Contoured rotor blade flies faster

ROTARY-WING Sikorsky has patented a new rotor blade design for a high-speed compound rotorcraft with a contrarotating coaxial rotors and auxiliary propulsion. The blade has a unique planform in which chord increases to a maximum at around 70% radius then reduces towards the tip, resulting in a contoured, scimitar-like trailing edge. In Sikorsky's high-speed rotorcraft, at speeds up to 250kt (460km/h), the advancing blades of the upper and lower rotors produce lift while the retreating blades are offloaded. Compared with conventional helicopter rotors, the advancing blades encounter higher tip Mach numbers while more of the retreating blades are immersed in reverse flow. Aerofoil distribution and twist gradients along the new blade's span are tailored for tip speeds greater than M0.9 on the advancing side and up to 80% reverse flow on the retreating side.

www.sikorsky.com

In-wheel brake and motor saves fuel

TAXI Delos Aerospace hopes to announce the first application of its electromagnetic aircraft braking and ground manoeuvring system, on a very light jet, later this year.

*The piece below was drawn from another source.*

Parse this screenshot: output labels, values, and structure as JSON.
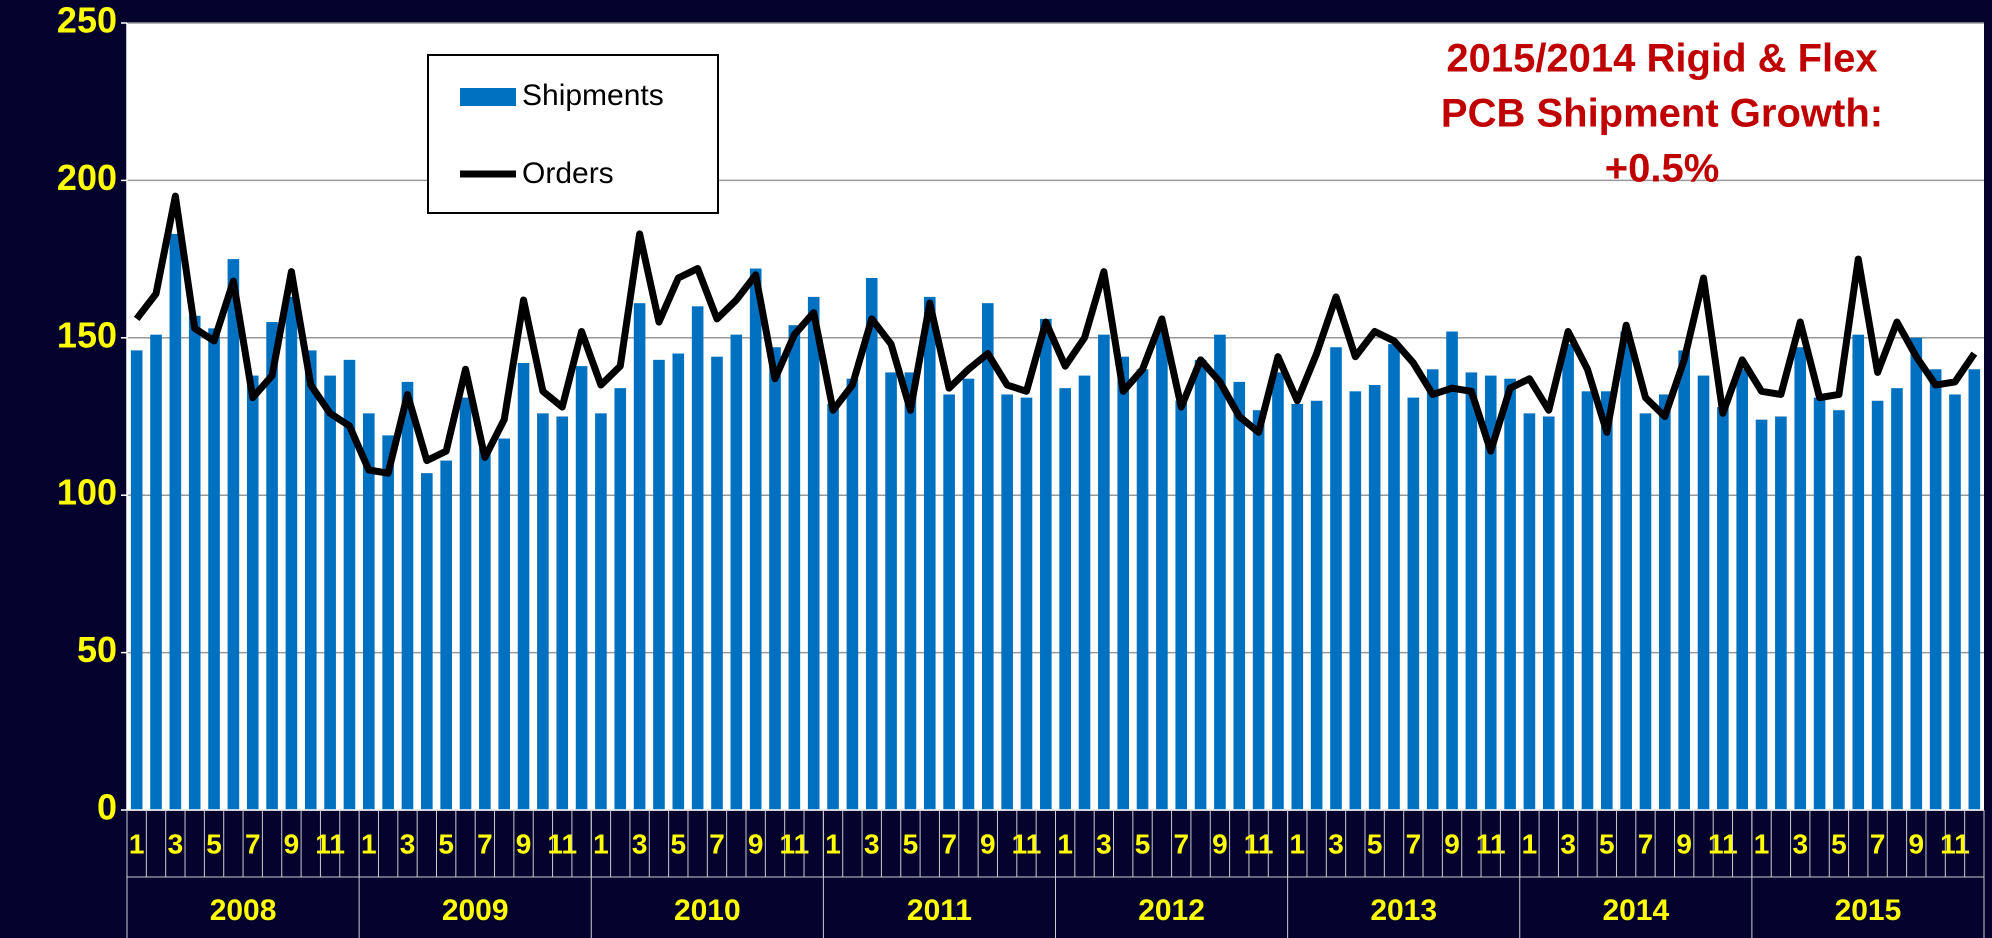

The Ashburn, Virginia-based company's in-wheel electric motor/generator system provides electromagnetic braking using permanent magnets in the brake rotors, while also generating electricity to recharge the lithium-ion batteries used to power the wheel-hub motors during taxiing. Delos says the in-wheel motor/generators are powerful enough to manoeuvre any size of aircraft on the ground, 160kg (350lb) of batteries storing enough power to taxi a Boeing 747-400 for 45min, and would allow the aircraft's engines to be shut down from landing to take-off, saving fuel.

www.delosaerospace.com

TILES links text to satellite images

INTELLIGENCE California based-Geosemble Technologies has won a US Defense Advanced Research Projects Agency contract for a system to link online data sources with satellite imagery. The Text-to-Image Linking and Embedding System (TILES) "will superimpose summaries of related news articles and online information on top of target imagery", providing the information chronologically. Users could view a satellite image and automatically find and apply online text, video and mapping intelligence to the location.

www.geosemble.com

Modelling helps cabins stay cool

DESIGN A mathematical model that predicts temperatures within aircraft cabins and equipment pods has been developed by Scottish consultancy RFT Systems. The company says its model predicts the heating and cooling required to maintain cabin temperature throughout all phases of flight. The model first sizes the heating and cooling systems based on worst-case steady-state environments then dynamically models the cabin through typical flight profiles to determine the system response required. Farnborough Aircraft has used the model to size and specify a vapour-cycle system for its prototype Kestrel.

www.rftsite.co.uk

E1553 expands databus for video

UPGRADE The US Air Force has completed an operational assessment of Extended 1553 databus technology in a Lockheed Martin F-16, demonstrating roughly 100 times higher throughput over existing wiring without interfering with legacy 1553B databus operations. The flight test was a step towards use of E1553, developed by Kanata, Ontario-based Edgewater Computer Systems, to upgrade aircraft for high-speed data such as video. E1553 increases existing databus capacity from 1Mb/s to as much as 200Mb/s.

www.edgewater.ca

China developing a wingship

CROSSOVER A wing-in-ground-effect (WIGE) aircraft is under development at Shanghai based-Tongji University, according to Chinese media. With a design payload of 4,000kg (8,800lb), top speed of 162kt (300km/h) and maximum altitude of 16ft (5m), the aircraft is claimed to consume half to two-thirds of the fuel of an "ordinary aircraft" while carrying "more weight" and being up to six times faster than an ocean-going ship. The report says further development could lead to a 50-seat prototype by 2013, with future versions able to carry up to 400,000kg by 2017.